От жалости, что я оказалась таким же чудовищем, что и Монтенегро…
Я так часто ощущала присутствие Вааса рядом, но на самом деле он был так далеко. Мы ни разу не встретились глазами: вернее, пират ни разу не ответил моим. Может, и вправду не замечал, а может — целенаправленно игнорировал. Всего два-три раза мы обменялись с ним парочкой фраз, когда он приказывал мне сменить работу или проходил мимо, делая замечание. Одно радовало: его замечания были немногословными, конкретными и быстрыми, в то время как своих пиратов, как правило, Ваас одаривал вспышками ярости за малейший касяк.
Одной ночью мне приснился кошмар. Кошмар о том, как я осталась в полном одиночестве. Я распахнула глаза и огляделась, с облегчением лицезрея комнату главаря пиратов.
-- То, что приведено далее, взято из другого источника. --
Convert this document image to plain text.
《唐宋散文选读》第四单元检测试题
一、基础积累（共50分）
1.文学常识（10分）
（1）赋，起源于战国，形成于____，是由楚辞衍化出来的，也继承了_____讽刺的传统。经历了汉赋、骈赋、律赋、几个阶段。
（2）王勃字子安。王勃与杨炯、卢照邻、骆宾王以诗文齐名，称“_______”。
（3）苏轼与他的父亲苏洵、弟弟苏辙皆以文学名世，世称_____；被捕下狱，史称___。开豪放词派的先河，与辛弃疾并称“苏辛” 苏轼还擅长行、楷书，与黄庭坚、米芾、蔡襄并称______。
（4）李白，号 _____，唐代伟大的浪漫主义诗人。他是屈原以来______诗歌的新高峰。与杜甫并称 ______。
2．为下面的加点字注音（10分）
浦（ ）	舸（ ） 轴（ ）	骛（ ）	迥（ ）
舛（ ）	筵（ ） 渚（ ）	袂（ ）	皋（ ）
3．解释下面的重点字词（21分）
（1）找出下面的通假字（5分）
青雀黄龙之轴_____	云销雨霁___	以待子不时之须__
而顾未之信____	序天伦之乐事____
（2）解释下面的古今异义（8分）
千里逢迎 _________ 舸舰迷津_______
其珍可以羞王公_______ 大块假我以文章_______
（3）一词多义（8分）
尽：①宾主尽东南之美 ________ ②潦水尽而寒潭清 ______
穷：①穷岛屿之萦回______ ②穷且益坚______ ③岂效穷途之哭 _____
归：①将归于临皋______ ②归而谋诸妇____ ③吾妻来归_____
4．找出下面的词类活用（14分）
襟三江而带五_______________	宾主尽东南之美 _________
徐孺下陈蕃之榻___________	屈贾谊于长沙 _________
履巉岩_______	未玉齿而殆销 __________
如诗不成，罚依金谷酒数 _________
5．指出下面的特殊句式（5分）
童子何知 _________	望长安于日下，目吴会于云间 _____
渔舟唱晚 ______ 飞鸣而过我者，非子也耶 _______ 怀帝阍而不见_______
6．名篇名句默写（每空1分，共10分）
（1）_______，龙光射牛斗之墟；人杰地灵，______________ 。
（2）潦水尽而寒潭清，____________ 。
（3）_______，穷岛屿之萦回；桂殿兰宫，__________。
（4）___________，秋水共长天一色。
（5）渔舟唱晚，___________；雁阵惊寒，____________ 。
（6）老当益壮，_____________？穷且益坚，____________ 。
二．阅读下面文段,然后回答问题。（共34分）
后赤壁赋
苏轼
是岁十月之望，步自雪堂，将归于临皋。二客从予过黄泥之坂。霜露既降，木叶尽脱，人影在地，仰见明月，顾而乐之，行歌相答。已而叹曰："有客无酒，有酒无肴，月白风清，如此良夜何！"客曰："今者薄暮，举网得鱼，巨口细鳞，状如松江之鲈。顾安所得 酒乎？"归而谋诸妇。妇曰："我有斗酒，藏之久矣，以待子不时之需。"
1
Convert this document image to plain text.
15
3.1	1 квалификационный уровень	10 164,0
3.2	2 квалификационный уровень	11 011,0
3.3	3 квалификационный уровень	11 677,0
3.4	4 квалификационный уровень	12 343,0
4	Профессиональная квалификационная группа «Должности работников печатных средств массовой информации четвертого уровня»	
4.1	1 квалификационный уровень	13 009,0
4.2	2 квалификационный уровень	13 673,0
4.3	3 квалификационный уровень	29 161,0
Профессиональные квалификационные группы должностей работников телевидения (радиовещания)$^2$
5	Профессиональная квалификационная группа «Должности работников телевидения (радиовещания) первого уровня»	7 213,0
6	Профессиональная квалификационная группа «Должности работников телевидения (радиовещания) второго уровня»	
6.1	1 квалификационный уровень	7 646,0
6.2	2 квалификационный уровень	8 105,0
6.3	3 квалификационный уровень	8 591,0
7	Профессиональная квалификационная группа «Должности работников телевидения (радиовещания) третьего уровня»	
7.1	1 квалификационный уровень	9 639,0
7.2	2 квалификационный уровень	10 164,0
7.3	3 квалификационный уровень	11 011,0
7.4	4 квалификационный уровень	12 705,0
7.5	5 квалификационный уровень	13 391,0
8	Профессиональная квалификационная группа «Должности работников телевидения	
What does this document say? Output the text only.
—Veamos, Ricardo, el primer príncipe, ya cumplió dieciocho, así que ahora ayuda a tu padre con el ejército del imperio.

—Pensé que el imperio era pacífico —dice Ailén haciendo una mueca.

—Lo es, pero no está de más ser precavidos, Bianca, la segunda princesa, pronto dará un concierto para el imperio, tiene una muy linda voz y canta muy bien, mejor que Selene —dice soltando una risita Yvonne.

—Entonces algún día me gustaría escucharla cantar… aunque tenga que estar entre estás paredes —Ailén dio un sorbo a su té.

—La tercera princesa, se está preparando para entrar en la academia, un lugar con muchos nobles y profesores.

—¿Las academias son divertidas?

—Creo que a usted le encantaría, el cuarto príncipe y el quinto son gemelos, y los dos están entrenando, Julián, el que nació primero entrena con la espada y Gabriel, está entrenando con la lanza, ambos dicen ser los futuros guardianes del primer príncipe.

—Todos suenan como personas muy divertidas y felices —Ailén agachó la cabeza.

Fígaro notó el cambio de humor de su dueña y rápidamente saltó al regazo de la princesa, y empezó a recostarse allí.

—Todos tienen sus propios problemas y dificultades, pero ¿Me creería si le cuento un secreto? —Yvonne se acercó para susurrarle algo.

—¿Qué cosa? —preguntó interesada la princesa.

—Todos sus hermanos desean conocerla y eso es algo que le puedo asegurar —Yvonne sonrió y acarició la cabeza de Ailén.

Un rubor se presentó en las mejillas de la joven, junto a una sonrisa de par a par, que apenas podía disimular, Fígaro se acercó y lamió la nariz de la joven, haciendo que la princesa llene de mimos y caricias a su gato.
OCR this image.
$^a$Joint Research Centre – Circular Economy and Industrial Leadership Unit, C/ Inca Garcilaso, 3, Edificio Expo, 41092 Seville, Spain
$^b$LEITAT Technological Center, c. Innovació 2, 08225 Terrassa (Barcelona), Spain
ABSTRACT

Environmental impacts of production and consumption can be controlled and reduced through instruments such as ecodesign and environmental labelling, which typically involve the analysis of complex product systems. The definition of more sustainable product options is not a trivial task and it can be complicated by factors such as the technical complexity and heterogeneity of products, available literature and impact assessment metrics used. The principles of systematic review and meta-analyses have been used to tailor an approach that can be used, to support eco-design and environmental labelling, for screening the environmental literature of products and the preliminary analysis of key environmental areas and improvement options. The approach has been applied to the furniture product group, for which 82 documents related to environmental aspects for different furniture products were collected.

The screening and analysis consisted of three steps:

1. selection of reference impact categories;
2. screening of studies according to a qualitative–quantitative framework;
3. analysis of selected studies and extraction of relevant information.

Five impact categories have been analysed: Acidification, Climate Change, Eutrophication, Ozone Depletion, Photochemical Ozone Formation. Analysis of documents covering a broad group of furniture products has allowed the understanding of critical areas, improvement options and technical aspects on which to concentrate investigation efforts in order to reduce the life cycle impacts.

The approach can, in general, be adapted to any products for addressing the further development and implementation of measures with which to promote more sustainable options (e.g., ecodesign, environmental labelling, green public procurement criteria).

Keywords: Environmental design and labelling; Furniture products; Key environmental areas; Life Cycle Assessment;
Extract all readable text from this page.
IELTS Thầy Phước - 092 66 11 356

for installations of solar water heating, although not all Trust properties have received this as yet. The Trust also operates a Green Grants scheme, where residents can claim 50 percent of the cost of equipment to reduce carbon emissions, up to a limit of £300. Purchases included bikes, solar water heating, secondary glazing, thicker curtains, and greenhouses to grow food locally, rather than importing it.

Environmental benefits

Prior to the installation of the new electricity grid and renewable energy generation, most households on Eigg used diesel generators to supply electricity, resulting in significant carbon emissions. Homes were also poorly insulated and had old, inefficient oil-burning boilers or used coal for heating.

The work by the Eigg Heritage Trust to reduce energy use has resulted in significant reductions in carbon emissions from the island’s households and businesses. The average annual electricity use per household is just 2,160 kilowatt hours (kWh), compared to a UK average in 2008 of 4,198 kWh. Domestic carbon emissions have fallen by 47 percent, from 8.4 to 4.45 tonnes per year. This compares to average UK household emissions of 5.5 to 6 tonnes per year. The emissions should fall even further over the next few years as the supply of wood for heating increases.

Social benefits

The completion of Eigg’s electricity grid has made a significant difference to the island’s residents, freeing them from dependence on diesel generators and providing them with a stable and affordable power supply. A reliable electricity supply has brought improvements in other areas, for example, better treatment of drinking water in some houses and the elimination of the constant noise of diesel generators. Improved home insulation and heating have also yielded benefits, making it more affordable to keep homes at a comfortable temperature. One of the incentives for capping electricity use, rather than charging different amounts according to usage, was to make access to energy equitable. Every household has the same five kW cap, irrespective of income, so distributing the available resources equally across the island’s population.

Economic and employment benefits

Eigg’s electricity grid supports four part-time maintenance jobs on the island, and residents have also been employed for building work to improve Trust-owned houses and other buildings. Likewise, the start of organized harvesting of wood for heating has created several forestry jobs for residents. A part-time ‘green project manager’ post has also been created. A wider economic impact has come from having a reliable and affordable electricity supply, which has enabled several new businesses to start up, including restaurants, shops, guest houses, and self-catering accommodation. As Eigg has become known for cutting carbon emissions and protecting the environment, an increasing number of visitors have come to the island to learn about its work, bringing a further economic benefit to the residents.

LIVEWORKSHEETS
Была темная ночь, а с улицы еще раздавались приглушенная, спокойная мелодия и стук дождя по остаткам оконной рамы. Прозрачные занавески развевались под легким ветром. Холодно. Мне часто снились кошмары, когда я замерзала… Поморщившись от тупой боли в затекших мышцах, я перевернулась на другой бок, наблюдая сквозь полуоткрытые веки Вааса, дрыхнущего на спине. Его дыхание было размеренным. Одну руку он закинул себе за голову, пока вторая покоилась у него на животе. Немного помявшись, я все же решилась лечь рядом с пиратом, кладя голову на его плечо и прижимаясь к мужчине всем телом. Тепло. Дыхание пирата сразу сбилось: он проснулся. Жизнь на острове вынудила развить в нем этот инстинкт. Однако Ваас никак не отреагировал на меня, сделав вид, будто все еще спит. Меня это более чем устраивало… Сквозь сон я случайно задела стопой что-то теплое и пушистое, и это «что-то» недовольно рыкнуло, сладко потянувшись и зевая огромной клыкастой пастью, и закинуло полосатую лапу мне на ногу, вновь погружаясь в царство Морфея…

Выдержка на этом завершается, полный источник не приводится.